5 Kurt Angle (Worked)
As current general manager of Raw, this is another good move by WWE, to not force in-ring action on a wrestler who is past the prime of his career. Angle is definitely one of the WWE greats of the '00s, but this role is better suited to him right now, coming on the heels of his Hall Of Fame induction this year.
Sure, the whole Jason Jordan angle is questionable, and we don't really know how it will end up shaking out, but for now, Angle being the Raw GM is probably the best case scenario is they wanted him to make some kind of a comeback. We'll see how long it lasts, but for now it remains a solid addition to the WWE landscape of the moment.
4 Sting (Failed)
Of course WWE wouldn't be willing to seriously push Sting, who was essentially the face of the late-era NWA and WCW for all of the years they provided prime competition to Vince McMahon. WCW's "Icon" was put in half-hearted feuds, and the whole thing just seemed like it was a chore to get through in 2014 when Sting made his first WWE appearance. It was almost it was they had to do, rather than something they wanted to do.
This really would have been better off never even happening. Sting is one of the all-time greats, but he never fit in WWE, and WWE never fit him. A forced brief run in the twilight of his career wasn't going to change any of that. Maybe it wasn't botched as badly as it could have been, but it was still ill-advised.
3 Finn Balor (Worked)
Maybe it doesn't qualify as a true "comeback" since Balor was only away due to a serious injury sustained in 2016, but it's made a big impact on the roster. The injury was notable because Balor was forced to relinquish his recently-won WWE Universal Title, which had just been created with him as the first holder.

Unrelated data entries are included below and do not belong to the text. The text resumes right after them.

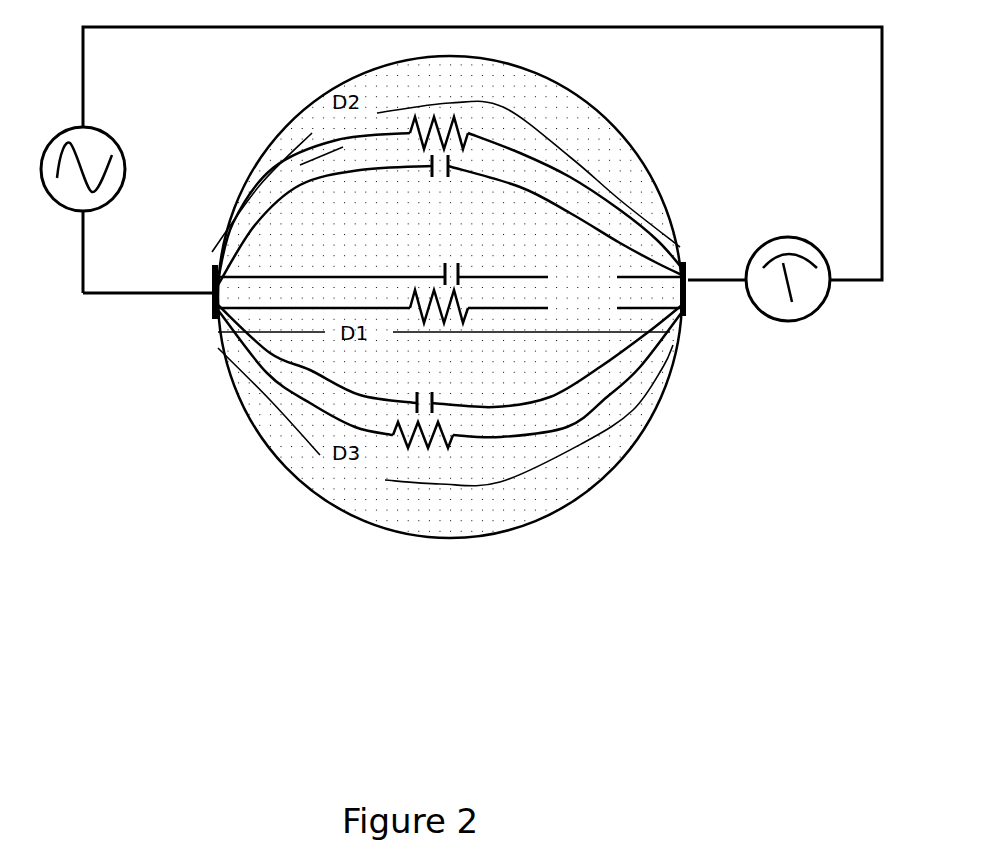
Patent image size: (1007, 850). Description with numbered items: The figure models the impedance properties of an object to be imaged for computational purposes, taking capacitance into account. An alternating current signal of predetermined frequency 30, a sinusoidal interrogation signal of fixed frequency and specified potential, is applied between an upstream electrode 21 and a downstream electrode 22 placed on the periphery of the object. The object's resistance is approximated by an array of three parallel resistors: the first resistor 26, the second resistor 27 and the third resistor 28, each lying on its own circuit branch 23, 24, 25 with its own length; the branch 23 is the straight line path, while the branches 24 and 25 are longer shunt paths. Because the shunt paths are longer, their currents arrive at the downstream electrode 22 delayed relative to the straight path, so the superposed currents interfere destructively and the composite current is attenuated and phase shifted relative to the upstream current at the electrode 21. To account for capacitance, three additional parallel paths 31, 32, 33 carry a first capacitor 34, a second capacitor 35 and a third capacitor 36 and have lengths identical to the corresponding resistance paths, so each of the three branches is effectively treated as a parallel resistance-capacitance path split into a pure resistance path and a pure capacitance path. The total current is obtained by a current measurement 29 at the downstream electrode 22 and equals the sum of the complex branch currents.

The upstream electrode 21 is at (212, 310).
The downstream electrode 22 is at (685, 267).
The straight line path circuit branch 23 is at (628, 307).
The shunt path circuit branch 24 is at (300, 172).
The shunt path circuit branch 25 is at (580, 408).
The resistor R1 26 is at (460, 307).
The resistor R2 27 is at (458, 113).
The resistor R3 28 is at (430, 447).
The current measurement 29 is at (790, 233).
The alternating current signal of predetermined frequency 30 is at (90, 213).
The capacitance path C1 31 is at (353, 268).
The capacitance path C2 32 is at (285, 217).
The capacitance path C3 33 is at (494, 408).
The capacitor C1 34 is at (443, 270).
The capacitor C2 35 is at (427, 163).
The capacitor C3 36 is at (413, 402).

A big victory over Bray Wyatt at SummerSlam has Balor's stock nearly where it was at prior to the injury. He's one of the more popular wrestlers on the roster, and has a multifaceted character that could potentially see a ton of longevity. Hopefully, WWE feels that a push is warranted, as he had all the momentum in his favor before he got hurt. The next few months will tell us a lot about where Balor stands as far as being a future main-eventer is concerned.
2 Brock Lesnar (Failed)
Lesnar has made a business out of jumping ship to whatever promotion, in whatever sport, is willing to offer him the most money for a few one-off appearances. Between wrestling and MMA, there is no clear specialty for Lesnar, who now interchanges between them seamlessly.
He's made so many different returns to WWE over the years that it's hard to keep track of them. His most recent one however just proved how stale his character has gotten, and how stale it's been for years now. Lesnar's shtick may appeal to peripheral fans of wrestling, as it makes for a decent highlight reel, and an easily identifiable figure. But he doesn't deserve to have a main event status on the roster right now. His matches are formulaic, and despite the constant presence of the brilliant Paul Heyman as his manager, his character is boring and nonexistent.
Hopefully the next time Lesnar leaves WWE, it will be for good.
1 The Undertaker (Worked)
Sure, 'Taker returns every year to wrestle a match or two, but the one leading up to this year's WrestleMania was the best one in a while, and perhaps the last one we'll ever see. A WrestleMania match with Roman Reigns gave way to a gesture that suggested he may be done with wrestling for good. The Undertaker laid his trademark gloves, coat and hat in the ring following the loss to Reigns (almost nauseating to say that).
Ultimately, whether he returns to the ring or not, 'Taker is easily one of the greatest WWE superstars in history. This would be a fitting conclusion to his career (minus the losing to Roman Reigns part), and ultimately his 2017 performance was probably the best we're going to get from him at this point. Though he makes a comeback every year, this was one of the better ones we've seen since he's been on a part-time schedule.